Mr Gachagua said they sensed that President Kenyatta was going to kill Jubilee three years ago.

“We saw it coming and we began clearing PDR, now UDA, as the party of choice. Our fears have come to pass; Uhuru is more in NASA than Jubilee and his plans did not catch us unawares,” he said.

Kiminini MP Chris Wamalwa noted that going by the DP’s statements he was likely to resign, but at an appropriate time that will give him political capital and value, where he can gain sympathy among many other things.

“I know there are many people trying to push him to get out. If he resigns now, he’s going to be very vulnerable. In my thinking, he will resign maybe months to the election. I don’t see him staying in Jubilee to the end of the term,” said Dr Wamalwa.

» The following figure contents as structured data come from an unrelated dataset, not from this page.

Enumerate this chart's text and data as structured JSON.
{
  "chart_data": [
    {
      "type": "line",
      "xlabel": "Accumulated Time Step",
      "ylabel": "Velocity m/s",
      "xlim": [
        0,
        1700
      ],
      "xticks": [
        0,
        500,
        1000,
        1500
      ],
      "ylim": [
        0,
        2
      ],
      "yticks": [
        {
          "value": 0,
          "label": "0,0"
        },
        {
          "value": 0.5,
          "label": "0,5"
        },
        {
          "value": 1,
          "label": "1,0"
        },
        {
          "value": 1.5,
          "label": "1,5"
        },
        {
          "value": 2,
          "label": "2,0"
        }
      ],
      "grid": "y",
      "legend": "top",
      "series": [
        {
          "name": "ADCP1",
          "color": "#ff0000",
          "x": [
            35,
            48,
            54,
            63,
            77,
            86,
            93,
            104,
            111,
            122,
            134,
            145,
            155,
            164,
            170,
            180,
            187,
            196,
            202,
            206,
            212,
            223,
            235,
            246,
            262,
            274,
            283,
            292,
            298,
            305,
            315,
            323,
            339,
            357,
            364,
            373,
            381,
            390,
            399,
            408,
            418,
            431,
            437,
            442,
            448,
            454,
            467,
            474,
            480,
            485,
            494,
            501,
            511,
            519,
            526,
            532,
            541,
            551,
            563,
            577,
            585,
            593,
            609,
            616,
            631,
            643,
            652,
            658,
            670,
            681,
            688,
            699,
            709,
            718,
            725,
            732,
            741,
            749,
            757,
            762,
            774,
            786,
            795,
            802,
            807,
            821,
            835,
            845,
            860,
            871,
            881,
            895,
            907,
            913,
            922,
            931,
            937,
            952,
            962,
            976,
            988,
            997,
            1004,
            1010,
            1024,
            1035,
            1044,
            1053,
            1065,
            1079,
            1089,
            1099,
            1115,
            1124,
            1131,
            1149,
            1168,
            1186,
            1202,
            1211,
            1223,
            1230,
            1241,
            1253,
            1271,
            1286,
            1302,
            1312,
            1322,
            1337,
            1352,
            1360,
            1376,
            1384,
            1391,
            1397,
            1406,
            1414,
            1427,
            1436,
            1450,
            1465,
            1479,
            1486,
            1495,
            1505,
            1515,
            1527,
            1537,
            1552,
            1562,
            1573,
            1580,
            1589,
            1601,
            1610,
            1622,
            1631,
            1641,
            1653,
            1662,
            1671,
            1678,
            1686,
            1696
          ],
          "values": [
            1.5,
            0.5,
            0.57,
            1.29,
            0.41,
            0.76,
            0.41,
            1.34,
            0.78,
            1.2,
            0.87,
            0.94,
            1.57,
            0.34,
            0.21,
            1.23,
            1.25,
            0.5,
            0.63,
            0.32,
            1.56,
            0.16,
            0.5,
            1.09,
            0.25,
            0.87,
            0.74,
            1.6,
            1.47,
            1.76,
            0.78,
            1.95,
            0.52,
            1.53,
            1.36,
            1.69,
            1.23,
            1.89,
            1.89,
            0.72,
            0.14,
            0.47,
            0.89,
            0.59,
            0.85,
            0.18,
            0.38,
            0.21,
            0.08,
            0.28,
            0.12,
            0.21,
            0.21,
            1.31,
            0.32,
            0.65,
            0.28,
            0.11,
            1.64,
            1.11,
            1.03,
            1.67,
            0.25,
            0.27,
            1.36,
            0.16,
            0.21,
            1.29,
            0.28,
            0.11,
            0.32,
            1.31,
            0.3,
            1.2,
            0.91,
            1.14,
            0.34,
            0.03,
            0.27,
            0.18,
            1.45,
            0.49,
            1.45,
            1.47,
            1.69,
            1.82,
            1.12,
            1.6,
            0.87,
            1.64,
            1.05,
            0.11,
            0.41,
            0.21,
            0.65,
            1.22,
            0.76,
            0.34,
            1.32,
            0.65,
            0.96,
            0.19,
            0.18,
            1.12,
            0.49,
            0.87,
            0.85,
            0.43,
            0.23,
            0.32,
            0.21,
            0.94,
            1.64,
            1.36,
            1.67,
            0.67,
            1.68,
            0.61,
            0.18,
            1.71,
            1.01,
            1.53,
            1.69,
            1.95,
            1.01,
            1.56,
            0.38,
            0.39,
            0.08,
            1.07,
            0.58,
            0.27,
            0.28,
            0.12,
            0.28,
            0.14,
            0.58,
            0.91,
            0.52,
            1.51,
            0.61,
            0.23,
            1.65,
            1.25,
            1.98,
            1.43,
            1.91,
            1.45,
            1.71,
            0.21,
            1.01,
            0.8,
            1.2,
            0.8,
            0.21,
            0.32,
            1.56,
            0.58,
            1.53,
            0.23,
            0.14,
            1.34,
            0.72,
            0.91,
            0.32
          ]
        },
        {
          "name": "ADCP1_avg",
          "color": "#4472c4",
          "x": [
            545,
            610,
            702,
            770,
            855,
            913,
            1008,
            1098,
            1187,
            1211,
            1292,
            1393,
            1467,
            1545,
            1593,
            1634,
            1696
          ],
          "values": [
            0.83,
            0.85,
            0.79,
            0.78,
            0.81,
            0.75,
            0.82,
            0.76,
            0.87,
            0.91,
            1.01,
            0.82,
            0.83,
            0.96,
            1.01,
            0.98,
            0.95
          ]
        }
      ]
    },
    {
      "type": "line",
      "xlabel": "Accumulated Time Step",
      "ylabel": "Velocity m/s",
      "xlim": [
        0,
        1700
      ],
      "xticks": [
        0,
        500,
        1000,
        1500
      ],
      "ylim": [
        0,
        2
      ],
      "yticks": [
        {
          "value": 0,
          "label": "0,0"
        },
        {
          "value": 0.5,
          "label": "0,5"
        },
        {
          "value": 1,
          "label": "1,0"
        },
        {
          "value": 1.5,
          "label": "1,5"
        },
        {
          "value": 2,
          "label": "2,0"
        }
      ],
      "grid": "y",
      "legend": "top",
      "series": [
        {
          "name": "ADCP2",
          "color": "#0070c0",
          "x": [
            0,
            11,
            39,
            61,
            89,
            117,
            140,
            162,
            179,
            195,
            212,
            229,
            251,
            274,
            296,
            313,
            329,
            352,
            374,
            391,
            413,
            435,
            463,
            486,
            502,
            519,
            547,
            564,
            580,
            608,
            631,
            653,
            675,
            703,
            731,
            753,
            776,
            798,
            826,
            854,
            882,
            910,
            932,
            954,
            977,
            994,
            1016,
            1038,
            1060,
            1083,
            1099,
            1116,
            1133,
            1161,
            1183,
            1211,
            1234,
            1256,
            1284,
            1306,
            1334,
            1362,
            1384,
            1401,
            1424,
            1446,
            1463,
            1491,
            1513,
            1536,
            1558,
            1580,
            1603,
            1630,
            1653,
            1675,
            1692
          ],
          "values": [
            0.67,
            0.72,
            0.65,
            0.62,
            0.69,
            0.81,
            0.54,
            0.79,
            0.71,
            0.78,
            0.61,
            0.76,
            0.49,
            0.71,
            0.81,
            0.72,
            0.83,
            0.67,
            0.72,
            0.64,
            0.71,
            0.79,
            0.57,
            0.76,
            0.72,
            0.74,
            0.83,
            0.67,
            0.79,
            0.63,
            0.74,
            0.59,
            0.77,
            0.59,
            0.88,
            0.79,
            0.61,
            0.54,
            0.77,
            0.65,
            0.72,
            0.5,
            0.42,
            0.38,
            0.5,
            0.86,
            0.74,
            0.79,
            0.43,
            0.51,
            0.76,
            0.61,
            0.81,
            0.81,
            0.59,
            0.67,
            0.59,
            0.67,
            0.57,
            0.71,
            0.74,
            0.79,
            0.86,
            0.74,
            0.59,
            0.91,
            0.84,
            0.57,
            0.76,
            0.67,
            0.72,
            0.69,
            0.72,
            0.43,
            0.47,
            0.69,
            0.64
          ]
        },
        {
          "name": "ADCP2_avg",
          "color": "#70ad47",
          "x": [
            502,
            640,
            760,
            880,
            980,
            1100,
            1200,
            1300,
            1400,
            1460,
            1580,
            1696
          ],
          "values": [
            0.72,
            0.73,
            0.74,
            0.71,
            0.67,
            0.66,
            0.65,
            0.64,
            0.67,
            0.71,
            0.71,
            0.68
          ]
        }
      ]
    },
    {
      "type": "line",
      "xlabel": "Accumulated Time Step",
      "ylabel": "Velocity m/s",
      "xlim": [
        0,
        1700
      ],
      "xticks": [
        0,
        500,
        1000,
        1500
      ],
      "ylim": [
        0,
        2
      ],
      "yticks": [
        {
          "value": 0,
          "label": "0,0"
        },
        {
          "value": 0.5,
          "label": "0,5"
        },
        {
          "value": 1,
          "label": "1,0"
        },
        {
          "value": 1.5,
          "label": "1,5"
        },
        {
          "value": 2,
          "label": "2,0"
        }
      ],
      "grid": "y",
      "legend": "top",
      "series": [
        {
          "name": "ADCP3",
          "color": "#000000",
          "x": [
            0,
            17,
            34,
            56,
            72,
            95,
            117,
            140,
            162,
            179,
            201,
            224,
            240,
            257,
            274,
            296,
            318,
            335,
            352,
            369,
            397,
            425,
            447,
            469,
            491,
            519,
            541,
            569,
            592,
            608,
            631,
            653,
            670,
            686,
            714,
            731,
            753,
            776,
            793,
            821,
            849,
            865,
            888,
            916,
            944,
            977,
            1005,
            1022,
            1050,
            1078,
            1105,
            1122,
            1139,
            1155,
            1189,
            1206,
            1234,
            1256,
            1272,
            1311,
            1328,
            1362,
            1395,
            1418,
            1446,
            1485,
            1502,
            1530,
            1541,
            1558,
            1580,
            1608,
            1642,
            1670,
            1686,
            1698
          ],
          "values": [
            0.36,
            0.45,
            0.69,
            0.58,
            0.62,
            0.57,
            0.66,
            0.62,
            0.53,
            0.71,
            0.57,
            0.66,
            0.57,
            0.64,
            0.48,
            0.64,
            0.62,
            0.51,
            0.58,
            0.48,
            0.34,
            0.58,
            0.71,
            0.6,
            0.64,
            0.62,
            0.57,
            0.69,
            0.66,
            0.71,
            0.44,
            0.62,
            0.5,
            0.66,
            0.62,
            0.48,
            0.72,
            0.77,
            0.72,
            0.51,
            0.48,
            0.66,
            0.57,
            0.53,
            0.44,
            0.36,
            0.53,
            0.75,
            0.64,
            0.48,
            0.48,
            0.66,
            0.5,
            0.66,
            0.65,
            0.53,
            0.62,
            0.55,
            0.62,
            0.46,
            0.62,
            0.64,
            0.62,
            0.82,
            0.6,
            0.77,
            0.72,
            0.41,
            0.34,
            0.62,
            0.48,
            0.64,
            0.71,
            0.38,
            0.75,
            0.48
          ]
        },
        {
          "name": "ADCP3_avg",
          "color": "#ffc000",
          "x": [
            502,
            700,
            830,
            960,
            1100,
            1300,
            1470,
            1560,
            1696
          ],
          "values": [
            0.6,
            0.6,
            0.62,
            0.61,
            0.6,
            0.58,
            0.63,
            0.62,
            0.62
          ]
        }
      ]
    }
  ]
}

Jubilee deputy secretary-general and Cherangany MP Joshua Kutuny said those planning to walk out were free to do so. “It is their constitutional right to choose whichever party they wish to join,” said Mr Kutuny.

But political pundits are warning UDA proponents that building a party and have it win an election within a short period was not an easy thing.

Former ODM Director of Political Affairs and Strategy Wafula Buke said Ruto was banking on euphoria to build a party, an equivalent of building a house on quicksand.

“A party in its strictest terms cannot be formed at this period and expected to win power in 2022. Ruto is relying on euphoria which brings fake political friends who cannot die for him,” said Mr Buke.

He noted that Ruto’s opponents already have parties with structures and loyalists.

After defecting from Kanu to ODM, Ruto has attempted working with three political parties, with one of them aborting after a planned takeover of the United Democratic Movement (UDM), forcing him to craft URP.

In 2015, Ruto was the engine behind the building of the Jubilee Party, but interestingly he did not offer the Party of Action (POA) he had secretly acquired for dissolution. 

Ruto acquired POA from Jubilee Secretary General Raphael Tuju in 2015 and would later rebrand it as Party of Reforms and Development (PDR). PDR has now been rebranded as UDA.

As if he anticipated a possible hounding out of Jubilee Party, he ensured that PDR was a coalition partner, the only party that entered a pre-election agreement with the ruling party. 

By defecting from Jubilee to UDA, the Ruto allies hope that given the working arrangement between the party and Jubilee will allow them to serve the remainder of their term.

An attempt by Jubilee to end the coalition agreement flopped after the Registrar of Political Parties Ann Nderitu asked the parties to go for mediation.

Only time will tell whether UDA will be able to marshal the numbers and have the strength to win the next election.